The problem that many Linux advocates have is the show pony attitude of Ubuntu coming into bundling up a whole heap of stuff and then taking no time out to actually show appreciation to those individual projects that actually make their distribution possible - without those projects they would have no distribution.

Reply Parent Score: 10

pgeorgi Member since:
2010-02-18

The problem that many Linux advocates have is the fact that Ubuntu is being praised for only doing the last easy 10% of the work.

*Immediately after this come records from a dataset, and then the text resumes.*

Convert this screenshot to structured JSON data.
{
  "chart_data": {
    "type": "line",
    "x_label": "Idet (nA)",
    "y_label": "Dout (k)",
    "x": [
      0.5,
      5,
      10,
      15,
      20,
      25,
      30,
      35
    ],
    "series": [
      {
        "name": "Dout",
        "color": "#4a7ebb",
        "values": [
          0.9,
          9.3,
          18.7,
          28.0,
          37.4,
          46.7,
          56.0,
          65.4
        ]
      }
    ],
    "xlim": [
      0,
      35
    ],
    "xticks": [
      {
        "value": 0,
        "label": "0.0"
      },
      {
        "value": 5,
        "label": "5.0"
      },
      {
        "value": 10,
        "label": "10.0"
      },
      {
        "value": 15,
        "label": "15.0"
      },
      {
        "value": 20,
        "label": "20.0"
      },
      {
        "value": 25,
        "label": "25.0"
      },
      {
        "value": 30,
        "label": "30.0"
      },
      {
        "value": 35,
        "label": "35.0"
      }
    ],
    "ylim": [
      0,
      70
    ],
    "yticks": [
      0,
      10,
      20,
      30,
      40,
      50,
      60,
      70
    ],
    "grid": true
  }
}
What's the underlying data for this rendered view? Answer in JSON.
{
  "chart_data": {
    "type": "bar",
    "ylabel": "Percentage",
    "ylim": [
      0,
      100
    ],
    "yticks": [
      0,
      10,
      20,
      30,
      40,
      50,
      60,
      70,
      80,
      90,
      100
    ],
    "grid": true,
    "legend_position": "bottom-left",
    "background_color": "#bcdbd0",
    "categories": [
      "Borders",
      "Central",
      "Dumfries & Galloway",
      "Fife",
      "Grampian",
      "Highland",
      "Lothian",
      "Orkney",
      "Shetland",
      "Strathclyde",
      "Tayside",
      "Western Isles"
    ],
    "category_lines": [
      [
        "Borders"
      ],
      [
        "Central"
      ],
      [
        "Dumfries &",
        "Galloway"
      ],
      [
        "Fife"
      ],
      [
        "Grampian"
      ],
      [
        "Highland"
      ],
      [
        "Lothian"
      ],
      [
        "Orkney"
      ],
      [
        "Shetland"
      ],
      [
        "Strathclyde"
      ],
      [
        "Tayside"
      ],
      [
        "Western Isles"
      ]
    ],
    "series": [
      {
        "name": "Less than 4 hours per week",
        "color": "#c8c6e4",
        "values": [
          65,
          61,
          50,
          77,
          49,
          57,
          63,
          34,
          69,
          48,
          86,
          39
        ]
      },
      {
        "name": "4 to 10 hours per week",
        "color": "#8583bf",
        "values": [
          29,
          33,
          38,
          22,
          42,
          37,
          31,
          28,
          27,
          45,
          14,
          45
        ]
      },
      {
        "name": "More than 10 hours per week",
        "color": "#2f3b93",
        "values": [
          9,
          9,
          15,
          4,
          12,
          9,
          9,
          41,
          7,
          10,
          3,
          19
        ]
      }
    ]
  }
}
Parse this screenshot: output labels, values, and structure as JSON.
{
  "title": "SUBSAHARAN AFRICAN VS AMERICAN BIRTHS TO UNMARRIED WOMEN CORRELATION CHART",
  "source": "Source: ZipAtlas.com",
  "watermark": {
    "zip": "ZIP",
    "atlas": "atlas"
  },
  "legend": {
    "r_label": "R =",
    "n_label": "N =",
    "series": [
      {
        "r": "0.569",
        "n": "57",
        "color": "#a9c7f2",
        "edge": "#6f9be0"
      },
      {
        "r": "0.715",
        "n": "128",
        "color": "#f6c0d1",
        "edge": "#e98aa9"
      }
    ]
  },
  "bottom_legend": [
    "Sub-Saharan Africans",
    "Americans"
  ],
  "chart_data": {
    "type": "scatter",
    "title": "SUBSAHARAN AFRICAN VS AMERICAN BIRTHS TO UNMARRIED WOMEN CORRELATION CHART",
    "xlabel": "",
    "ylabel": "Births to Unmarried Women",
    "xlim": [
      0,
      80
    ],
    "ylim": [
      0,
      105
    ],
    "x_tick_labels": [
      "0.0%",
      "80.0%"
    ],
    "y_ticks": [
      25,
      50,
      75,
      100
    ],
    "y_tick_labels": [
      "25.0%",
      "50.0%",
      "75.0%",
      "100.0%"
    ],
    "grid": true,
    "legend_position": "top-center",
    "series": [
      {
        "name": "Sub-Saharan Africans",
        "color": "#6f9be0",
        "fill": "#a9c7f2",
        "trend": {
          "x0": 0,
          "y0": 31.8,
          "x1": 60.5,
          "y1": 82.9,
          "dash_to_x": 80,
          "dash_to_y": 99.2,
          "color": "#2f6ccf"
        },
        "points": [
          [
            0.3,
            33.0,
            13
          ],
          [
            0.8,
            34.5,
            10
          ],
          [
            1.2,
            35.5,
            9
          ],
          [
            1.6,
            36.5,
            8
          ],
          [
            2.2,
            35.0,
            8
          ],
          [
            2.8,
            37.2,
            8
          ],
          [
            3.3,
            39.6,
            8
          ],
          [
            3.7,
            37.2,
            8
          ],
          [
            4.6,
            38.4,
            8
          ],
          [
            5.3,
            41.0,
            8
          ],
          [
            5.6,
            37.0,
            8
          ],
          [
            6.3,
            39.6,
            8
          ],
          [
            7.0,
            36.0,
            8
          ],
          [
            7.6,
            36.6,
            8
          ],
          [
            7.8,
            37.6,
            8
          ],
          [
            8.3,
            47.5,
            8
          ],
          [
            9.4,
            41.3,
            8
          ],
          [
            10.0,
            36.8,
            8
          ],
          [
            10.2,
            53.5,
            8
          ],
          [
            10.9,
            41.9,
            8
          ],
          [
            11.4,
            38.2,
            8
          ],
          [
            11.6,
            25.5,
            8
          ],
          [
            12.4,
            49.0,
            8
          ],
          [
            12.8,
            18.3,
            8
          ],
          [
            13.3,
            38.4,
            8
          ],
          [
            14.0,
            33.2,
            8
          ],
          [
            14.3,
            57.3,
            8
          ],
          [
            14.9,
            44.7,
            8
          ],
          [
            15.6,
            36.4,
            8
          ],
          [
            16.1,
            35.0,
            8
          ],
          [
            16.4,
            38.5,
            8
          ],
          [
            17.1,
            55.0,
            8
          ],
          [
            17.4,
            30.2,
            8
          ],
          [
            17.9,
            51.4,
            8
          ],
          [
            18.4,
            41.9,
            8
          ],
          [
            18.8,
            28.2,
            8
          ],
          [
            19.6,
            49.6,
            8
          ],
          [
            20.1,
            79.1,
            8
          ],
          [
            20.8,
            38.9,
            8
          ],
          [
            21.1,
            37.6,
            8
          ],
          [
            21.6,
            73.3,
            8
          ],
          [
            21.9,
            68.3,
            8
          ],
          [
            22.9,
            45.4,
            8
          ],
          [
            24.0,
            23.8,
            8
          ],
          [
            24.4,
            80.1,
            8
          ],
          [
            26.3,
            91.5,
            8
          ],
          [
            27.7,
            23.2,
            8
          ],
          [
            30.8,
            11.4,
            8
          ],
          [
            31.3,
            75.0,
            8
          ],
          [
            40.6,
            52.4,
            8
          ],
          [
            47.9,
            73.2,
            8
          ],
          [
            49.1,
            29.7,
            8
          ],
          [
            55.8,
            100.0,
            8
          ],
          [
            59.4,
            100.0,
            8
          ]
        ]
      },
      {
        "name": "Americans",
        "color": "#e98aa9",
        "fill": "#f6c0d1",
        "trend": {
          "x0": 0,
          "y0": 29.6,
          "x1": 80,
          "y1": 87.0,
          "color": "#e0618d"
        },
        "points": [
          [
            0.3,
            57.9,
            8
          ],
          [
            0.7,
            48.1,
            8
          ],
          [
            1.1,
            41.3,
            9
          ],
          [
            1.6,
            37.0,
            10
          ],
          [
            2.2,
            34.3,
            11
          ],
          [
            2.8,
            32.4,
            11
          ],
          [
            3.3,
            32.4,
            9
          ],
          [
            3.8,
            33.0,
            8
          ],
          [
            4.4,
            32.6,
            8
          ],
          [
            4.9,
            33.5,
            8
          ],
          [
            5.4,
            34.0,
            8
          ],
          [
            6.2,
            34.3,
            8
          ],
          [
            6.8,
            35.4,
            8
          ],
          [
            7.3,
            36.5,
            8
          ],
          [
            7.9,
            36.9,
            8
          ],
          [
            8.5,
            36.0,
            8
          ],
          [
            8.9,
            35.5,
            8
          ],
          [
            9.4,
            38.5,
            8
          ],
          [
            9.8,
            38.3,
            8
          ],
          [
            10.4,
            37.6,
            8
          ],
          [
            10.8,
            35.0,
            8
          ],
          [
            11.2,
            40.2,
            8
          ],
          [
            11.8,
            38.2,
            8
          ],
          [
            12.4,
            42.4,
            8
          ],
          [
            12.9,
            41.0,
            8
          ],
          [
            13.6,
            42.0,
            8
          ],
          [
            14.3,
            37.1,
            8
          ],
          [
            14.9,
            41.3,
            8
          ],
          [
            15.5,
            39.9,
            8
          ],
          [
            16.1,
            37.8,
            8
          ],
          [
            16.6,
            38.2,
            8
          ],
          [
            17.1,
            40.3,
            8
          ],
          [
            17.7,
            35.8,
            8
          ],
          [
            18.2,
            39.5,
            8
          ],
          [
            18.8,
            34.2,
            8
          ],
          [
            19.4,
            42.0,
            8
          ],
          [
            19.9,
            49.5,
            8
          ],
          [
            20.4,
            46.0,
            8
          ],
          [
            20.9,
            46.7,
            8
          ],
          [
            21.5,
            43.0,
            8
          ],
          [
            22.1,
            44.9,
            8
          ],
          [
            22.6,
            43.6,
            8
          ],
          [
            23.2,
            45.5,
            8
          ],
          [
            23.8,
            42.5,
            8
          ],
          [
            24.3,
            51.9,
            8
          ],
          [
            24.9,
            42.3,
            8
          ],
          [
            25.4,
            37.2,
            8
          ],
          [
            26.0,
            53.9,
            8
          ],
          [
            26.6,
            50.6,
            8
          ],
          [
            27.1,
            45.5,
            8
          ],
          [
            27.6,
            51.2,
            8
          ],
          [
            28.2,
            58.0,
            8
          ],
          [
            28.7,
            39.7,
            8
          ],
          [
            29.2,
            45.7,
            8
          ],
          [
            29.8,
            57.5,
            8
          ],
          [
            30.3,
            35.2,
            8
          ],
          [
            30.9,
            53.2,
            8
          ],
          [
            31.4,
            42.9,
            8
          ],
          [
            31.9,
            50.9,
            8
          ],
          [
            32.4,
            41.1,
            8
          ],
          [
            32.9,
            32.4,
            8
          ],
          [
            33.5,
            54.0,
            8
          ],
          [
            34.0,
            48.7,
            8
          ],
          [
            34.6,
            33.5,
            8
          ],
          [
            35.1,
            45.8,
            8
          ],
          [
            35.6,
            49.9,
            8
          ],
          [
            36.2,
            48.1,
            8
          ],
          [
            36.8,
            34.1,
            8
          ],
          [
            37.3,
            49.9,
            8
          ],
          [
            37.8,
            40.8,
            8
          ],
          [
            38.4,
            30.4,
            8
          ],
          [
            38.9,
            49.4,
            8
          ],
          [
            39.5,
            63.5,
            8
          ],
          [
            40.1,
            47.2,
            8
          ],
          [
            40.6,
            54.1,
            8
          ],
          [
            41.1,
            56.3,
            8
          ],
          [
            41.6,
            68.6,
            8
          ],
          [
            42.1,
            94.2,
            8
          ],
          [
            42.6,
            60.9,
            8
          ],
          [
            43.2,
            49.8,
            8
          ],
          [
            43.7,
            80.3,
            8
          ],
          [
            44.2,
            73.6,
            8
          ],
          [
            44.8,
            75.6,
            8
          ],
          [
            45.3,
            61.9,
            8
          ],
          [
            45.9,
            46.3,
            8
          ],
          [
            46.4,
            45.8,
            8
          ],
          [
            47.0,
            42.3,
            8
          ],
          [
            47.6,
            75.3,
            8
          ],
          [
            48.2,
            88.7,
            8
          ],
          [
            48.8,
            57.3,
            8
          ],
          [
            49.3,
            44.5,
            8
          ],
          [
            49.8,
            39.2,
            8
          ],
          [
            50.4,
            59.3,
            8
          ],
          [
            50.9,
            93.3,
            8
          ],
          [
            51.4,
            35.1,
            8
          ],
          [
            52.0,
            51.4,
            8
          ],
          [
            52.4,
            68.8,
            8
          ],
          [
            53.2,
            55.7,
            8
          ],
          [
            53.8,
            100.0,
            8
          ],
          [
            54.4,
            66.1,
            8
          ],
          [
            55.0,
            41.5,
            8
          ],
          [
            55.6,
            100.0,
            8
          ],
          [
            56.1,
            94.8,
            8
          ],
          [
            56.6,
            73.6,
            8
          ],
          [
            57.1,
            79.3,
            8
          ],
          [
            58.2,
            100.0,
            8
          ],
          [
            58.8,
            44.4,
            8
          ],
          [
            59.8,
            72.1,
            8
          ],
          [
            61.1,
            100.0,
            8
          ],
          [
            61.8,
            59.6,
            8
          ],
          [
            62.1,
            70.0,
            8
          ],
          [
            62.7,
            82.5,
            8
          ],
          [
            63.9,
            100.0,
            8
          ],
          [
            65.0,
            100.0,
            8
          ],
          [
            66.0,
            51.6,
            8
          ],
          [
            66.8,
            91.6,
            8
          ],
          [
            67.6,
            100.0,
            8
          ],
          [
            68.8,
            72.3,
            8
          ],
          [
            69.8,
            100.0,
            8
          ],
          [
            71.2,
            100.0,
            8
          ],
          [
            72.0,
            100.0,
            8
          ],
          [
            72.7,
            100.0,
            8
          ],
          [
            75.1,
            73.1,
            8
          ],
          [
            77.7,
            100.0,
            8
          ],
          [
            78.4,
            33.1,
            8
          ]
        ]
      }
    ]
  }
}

The "last easy 10%" of getting the damn thing in the hands of the user?

Given how many distros tried and failed when it came to the "average end-user", I wouldn't say that this is "easy" or "10%". And that's exactly the cultural problem between Linux and "Linux on the desktop".

The main problem for the "show me the code" people is that the integration work this requires isn't as portable across distros as the latest GTK backend rewrite.

Reply Parent Score: 4

Panajev Member since:
2008-01-09

Ubuntu is being praised for only doing the last easy 10% of the work.


One reason why OpenOffice.org, Eclipse, and GIMP (and Blender) are relatively back in the stone age UI wise compared to their proprietary equivalents... What make the others special is that last 10% which is assumed to be the "easy" 10% of the work and not paid enough attention to.

I am not saying that technology wise those projects I listed do not do enough... they are great and I have been using them for years (OpenOffice and Eclipse especially).